D’autres atteintes des yeux

La rétinopathie diabétique n’est pas la seule complication oculaire que doivent affronter les diabétiques. « La cataracte et le glaucome sont aussi plus fréquents en cas de diabète. » La cataracte se traduit par une opacification du cristallin. Si elle a longtemps privé de la vue, partiellement ou totalement, une proportion importante des plus de 70 ans, désormais, c’est la chirurgie la plus pratiquée en France. Le cristallin opacifié est remplacé par un autre, artificiel. Quant au glaucome, il se traite souvent avec des collyres. Quand cela ne suffit pas, le laser ou la chirurgie vont faire baisser la pression dans l’œil. La chirurgie est aujourd’hui moins invasive, grâce à des microstents implantés pour filtrer l’humeur aqueuse. Si ces traitements ne permettent pas de récupérer la vision qui a été perdue, ils stabilisent la maladie.

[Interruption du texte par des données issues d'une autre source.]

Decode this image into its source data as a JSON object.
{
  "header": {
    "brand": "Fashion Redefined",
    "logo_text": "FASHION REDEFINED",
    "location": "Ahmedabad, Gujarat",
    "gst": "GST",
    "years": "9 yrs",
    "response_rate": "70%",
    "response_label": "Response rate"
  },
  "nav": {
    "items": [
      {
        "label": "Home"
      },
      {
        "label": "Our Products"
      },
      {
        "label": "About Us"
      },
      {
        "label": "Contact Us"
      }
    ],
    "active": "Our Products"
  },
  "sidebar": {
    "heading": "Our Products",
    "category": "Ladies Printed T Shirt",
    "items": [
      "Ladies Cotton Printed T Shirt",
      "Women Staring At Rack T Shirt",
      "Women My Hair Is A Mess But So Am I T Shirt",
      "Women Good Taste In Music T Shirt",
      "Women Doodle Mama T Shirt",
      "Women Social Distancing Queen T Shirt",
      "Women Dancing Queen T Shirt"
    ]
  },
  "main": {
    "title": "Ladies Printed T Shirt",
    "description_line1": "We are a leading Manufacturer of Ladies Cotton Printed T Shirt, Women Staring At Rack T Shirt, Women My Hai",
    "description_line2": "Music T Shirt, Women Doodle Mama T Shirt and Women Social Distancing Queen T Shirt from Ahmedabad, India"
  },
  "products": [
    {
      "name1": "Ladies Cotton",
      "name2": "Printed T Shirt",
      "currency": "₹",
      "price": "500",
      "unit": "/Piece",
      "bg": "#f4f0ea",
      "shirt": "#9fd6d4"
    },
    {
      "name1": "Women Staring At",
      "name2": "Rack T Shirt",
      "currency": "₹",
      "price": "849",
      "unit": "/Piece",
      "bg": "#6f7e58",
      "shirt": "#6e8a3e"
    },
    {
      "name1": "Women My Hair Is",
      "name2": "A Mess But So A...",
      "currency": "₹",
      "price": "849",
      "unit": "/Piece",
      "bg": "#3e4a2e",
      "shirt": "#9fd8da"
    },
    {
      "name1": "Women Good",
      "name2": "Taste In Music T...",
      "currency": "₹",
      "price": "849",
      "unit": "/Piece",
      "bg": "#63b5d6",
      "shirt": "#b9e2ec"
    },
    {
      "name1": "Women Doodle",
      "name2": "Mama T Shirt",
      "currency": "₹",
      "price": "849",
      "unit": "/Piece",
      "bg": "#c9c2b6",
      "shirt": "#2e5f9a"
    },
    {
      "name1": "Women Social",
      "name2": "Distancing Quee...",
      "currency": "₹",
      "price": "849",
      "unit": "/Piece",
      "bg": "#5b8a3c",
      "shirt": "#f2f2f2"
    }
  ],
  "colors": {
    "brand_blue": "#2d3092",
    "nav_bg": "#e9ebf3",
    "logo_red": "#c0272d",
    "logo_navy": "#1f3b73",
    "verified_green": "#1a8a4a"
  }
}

Des effets aussi sur l’audition

Plus inattendu, « le diabète, quand il est mal équilibré, est susceptible d’accélérer le vieillissement auditif. » Pourquoi ? Parce que l’hyperglycémie pourrait, à long terme, endommager les minuscules vaisseaux sanguins qui alimentent l’oreille interne. Or, les cellules ciliées en ont besoin pour être en bonne santé. « C’est une incitation de plus à équilibrer son diabète. » Car quand le taux de glycémie est sous contrôle, les personnes diabétiques ont une acuité auditive similaire à la moyenne de la population de la même tranche d’âge. En cas de doute (difficulté à entendre dans le bruit, répétition, augmentation du son de la télévision…), il est important de prendre rendez-vous avec un ORL, pour évaluer son audition.

Toutes ces complications ne sont ni systématiques, ni inéluctables. Mais pour prévenir au maximum leur apparition, ou leur aggravation, le contrôle de la glycémie est absolument essentiel.